The PRIS laws also introduce a mandatory notifiable information breaches scheme which will be immediately familiar to those versed in the notifiable data breaches scheme under the Privacy Act 1988 (Cth). But, again, there are some notable differences which we will explore in this series.
The responsible information sharing component of the PRIS laws sets out the process by which public entities will be able to share "government information" (but not "exempt information") with other public entities and certain "external entities" (including contracted service providers, certain higher education providers, Aboriginal community-controlled organisations and bodies that carry out health-related research). Provision is made for "information sharing requests", the entry into "information sharing agreements", and the assessment of requests against a set of "responsible sharing principles" (RSPs). Each of these concepts will be explored later in this series.
New regulatory bodies
The PRIS laws will be overseen by two new public bodies:
- the Office of the Information Commissioner, which will be led by a new Information Commissioner with the assistance of a Privacy Deputy Commissioner (responsible for the privacy aspects of the PRIS laws) and an Information Access Deputy Commissioner (responsible for the current Freedom of Information Commissioner's function); and
- the Chief Data Officer, whose function it will be to oversee, and assist with, the application of the responsible information sharing aspects of the PRIS laws.
Oversight of the PRIS laws will be assisted by the mandatory designation of a privacy officer and information sharing officer at each public entity, whose functions will include coordinating the public entity's dealings with the Information Commissioner and Chief Data Officer, respectively.
New features
The Second Reading Speech for the new PRIS laws proudly proclaims that "[r]ather than following the legacy models established in other Australian jurisdictions, Western Australia has the opportunity to establish contemporary privacy protections and innovative responsible information sharing practices fit for the digital age".
The introduction of the PRIS laws shortly prior to the introduction of sweeping changes to the Privacy Act 1988 (Cth) is an interesting development, given a delay in the PRIS laws would have provided the opportunity to maintain a greater degree of uniformity with equivalent Commonwealth laws. However, the PRIS laws do appear to have been prepared with one eye on the likely changes at the Commonwealth level.
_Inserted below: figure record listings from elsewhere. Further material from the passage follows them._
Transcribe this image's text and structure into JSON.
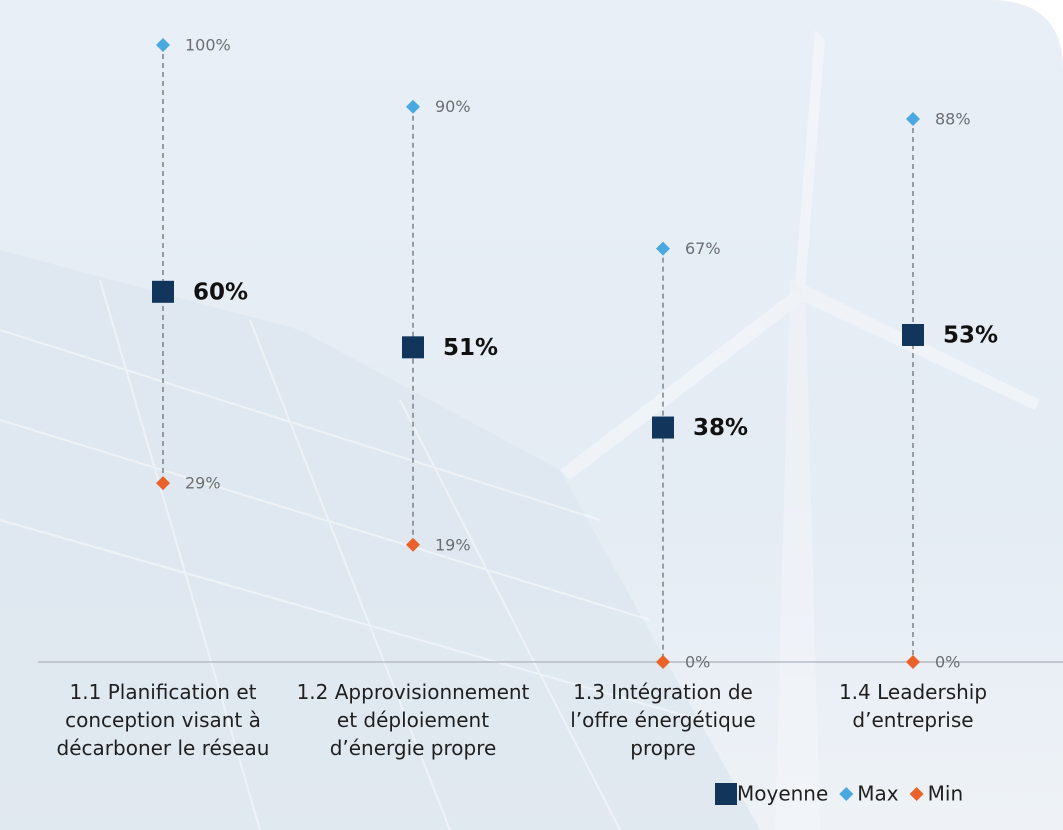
{
  "chart_data": {
    "type": "range",
    "categories": [
      "1.1 Planification et conception visant à décarboner le réseau",
      "1.2 Approvisionnement et déploiement d’énergie propre",
      "1.3 Intégration de l’offre énergétique propre",
      "1.4 Leadership d’entreprise"
    ],
    "series": [
      {
        "name": "Moyenne",
        "color": "#12355b",
        "marker": "square",
        "values": [
          60,
          51,
          38,
          53
        ],
        "value_labels": [
          "60%",
          "51%",
          "38%",
          "53%"
        ]
      },
      {
        "name": "Max",
        "color": "#4aa8e0",
        "marker": "diamond",
        "values": [
          100,
          90,
          67,
          88
        ],
        "value_labels": [
          "100%",
          "90%",
          "67%",
          "88%"
        ]
      },
      {
        "name": "Min",
        "color": "#e8622a",
        "marker": "diamond",
        "values": [
          29,
          19,
          0,
          0
        ],
        "value_labels": [
          "29%",
          "19%",
          "0%",
          "0%"
        ]
      }
    ],
    "legend": "bottom-right"
  }
}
For example, IPP entities will be required to undertake privacy impact assessments (long encouraged, but not previously required) before engaging in high privacy impact functions or activities. The definition of "personal information" to which the PRIS laws apply includes a non-exhaustive list containing more contemporary types of information, such as technical or behavioural information. The definition of "sensitive information" expressly includes biometric information. Personal information must not be collected unless it is "necessary" (cf "reasonably necessary") and the collection is "fair and reasonable" having regard to a list of prescribed factors. Perhaps most strikingly, IPP 10 sets out an Australian-first requirement for IPP entities to consider due process, transparency and procedural fairness in the use of personal information in automated decision-making.
The range of documents, policies and procedures that IPP entities will need to have or prepare is also expanded, with notable new entrants including information breach policies (which must be publicly available), information breach registers, information sharing agreements, and reports on the outcome of information breach assessments, privacy impact assessments, and Aboriginal information assessments.